Backgrounder

Information about tank cars that carry flammable liquids

The occurrence

On 7 March 2015, a Canadian National Railway (CN) unit train equipped with 2 head-end locomotives hauling 94 Class 111 tank cars loaded with crude oil (Class 3 flammable liquids) was proceeding eastward on CN's Ruel Subdivision near Gogama, Ontario. The train was 5733 feet long and weighed 13,497 tons. The Class 111 tank cars were built to the CPC-1232 standard (see Figure 1).

Early in the morning, while travelling at 43 mph, the train crew experienced a train-initiated emergency brake application at Mile 88.70, the crew observed a large explosion and ensuing fire. After the train came to a stop, the crew disconnected the locomotives and the first 5 cars and travelled to a safe location east of the fire.

Of the 39 derailed tank cars, 33 had been breached and released product, fuelling the fire, and some product entered the river. The fire occupied an area about 300 yards in diameter and was centred near the west end of the rail bridge.

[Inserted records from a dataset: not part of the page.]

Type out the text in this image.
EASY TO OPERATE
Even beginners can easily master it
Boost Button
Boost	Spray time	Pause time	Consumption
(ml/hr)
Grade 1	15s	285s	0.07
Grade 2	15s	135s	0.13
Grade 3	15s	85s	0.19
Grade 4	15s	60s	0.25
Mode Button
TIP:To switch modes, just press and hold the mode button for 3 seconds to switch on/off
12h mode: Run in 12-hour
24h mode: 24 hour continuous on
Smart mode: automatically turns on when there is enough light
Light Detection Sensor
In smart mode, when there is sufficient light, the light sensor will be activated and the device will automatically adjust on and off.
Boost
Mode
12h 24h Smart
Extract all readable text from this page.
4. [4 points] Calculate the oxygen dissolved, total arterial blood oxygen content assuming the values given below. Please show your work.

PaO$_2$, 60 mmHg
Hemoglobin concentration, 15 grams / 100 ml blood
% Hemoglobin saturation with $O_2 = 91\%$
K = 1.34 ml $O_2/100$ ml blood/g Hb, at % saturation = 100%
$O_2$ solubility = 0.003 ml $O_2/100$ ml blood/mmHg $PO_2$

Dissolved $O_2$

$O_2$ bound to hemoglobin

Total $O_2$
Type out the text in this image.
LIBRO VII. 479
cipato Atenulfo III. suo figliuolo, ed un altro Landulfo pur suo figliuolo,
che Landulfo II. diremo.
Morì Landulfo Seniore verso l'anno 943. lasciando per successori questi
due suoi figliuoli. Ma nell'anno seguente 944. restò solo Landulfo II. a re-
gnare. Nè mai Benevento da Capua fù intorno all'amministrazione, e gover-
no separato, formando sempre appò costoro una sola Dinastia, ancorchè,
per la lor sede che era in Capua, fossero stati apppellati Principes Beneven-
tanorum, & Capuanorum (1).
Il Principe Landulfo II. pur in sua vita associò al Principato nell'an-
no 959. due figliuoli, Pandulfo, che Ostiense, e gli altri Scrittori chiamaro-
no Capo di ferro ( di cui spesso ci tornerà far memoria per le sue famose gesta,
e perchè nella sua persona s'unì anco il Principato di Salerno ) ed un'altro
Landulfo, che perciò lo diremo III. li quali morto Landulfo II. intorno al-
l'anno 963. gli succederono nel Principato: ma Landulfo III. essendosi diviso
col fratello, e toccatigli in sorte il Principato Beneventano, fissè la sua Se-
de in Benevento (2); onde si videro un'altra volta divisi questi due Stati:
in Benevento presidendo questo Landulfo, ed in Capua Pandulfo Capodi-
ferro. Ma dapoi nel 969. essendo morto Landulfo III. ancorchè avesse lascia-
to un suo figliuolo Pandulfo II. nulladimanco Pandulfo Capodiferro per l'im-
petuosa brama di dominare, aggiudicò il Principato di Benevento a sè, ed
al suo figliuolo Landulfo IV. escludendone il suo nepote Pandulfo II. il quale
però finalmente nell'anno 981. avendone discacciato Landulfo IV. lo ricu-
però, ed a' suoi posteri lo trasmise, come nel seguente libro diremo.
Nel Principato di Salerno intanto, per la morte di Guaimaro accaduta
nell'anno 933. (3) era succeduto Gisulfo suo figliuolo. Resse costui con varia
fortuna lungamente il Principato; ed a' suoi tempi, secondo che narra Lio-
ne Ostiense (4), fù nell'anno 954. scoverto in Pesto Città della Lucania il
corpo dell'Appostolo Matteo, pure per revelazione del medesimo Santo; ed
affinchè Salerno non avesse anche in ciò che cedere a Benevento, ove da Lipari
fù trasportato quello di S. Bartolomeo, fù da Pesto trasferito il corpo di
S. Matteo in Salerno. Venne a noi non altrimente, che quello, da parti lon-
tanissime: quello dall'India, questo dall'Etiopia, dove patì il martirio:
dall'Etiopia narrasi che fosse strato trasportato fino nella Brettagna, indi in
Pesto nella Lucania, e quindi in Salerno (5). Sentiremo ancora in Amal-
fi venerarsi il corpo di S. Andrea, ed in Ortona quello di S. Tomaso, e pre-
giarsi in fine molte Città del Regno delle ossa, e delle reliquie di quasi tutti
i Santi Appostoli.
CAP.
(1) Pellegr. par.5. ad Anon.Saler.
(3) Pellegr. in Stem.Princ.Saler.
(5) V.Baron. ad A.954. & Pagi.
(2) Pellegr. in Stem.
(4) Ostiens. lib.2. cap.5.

As a result of the derailment, about 2.6 million litres of petroleum crude oil (UN1267) were released to atmosphere, water, or surface.

Figure 1. CPC 1232 tank car

The occurrence train was designated as a "Key Train" operating on a "Key Route".

A "key train" is a train that includes:

  • one or more tank cars of dangerous goods loaded with either toxic gases (Class 2.3 Transportation of Dangerous Goods (TDG) Regulations) or products that are toxic by inhalation (Special Provision 23 of the TDG Regs); or
  • any combination of 20 or more loaded tank cars and/or intermodal portable tanks containing dangerous goods, as defined in the Transportation of Dangerous Goods Act, 1992.

A "key route" is:

  • any track on which, over a period of one year, a railway carries any combination of 10,000 or more loaded tank cars or loaded intermodal portable tanks containing dangerous goods.

Standards for tank cars used in the transportation of Class 3 flammable liquids

The following table outlines the features of the standards for Class 111 and TC-117 tank cars used for the transportation of Class 3 flammable liquids:

Requirements Older legacy Class 111Footnote 1 Class 111 CPC 1232 compliant New TC/DOT 117Footnote 2
Non-jacketed and non-insulated Jacketed and insulated
Head shields No Half Full Full
Top-fitting protection Optional Mandatory Mandatory Mandatory
Thermal protection and jacketed Optional Optional Optional Mandatory
Normalized steelFootnote 3 Optional Mandatory Mandatory Mandatory
Thickness and type of steel (minimum) 11.1 mm (7/16 inch) 12.7 mm (1/2 inch) in TC128-B or 15.9 mm (5/8 inch) in ASTM A516-70 11.1 mm (7/16 inch) thick TC128-B or
12.7 mm (1/2 inch) in ASTM A516-70
14.3 mm  thick (9/16 inch) in TC128-B
Performance standards for thermal protection, head and shell puncture resistance No No No Yes
Enhanced performance standard for bottom outlet valves No No No Yes

Footnotes

Footnote 1

Prohibited from use in crude oil service as of October 31, 2016.

Return to footnote 1 referrer

Footnote 2

Canada Gazette, ARCHIVED - Vol. 149, No. 10 - May  20, 2015, Regulations Amending the Transportation of Dangerous Goods Regulations (TC-117 Tank Cars), http://gazette.gc.ca/rp-pr/p2/2015/2015-05-20/html/sor-dors100-eng.php, (last accessed 9 February 2017)

Return to footnote 2 referrer

Footnote 3

Normalization is a type of process used to improve ductility and toughness properties where the steel is heated slightly above its upper critical temperature and then is air cooled. This results in a more uniform, fine grained ferrite-pearlite structure.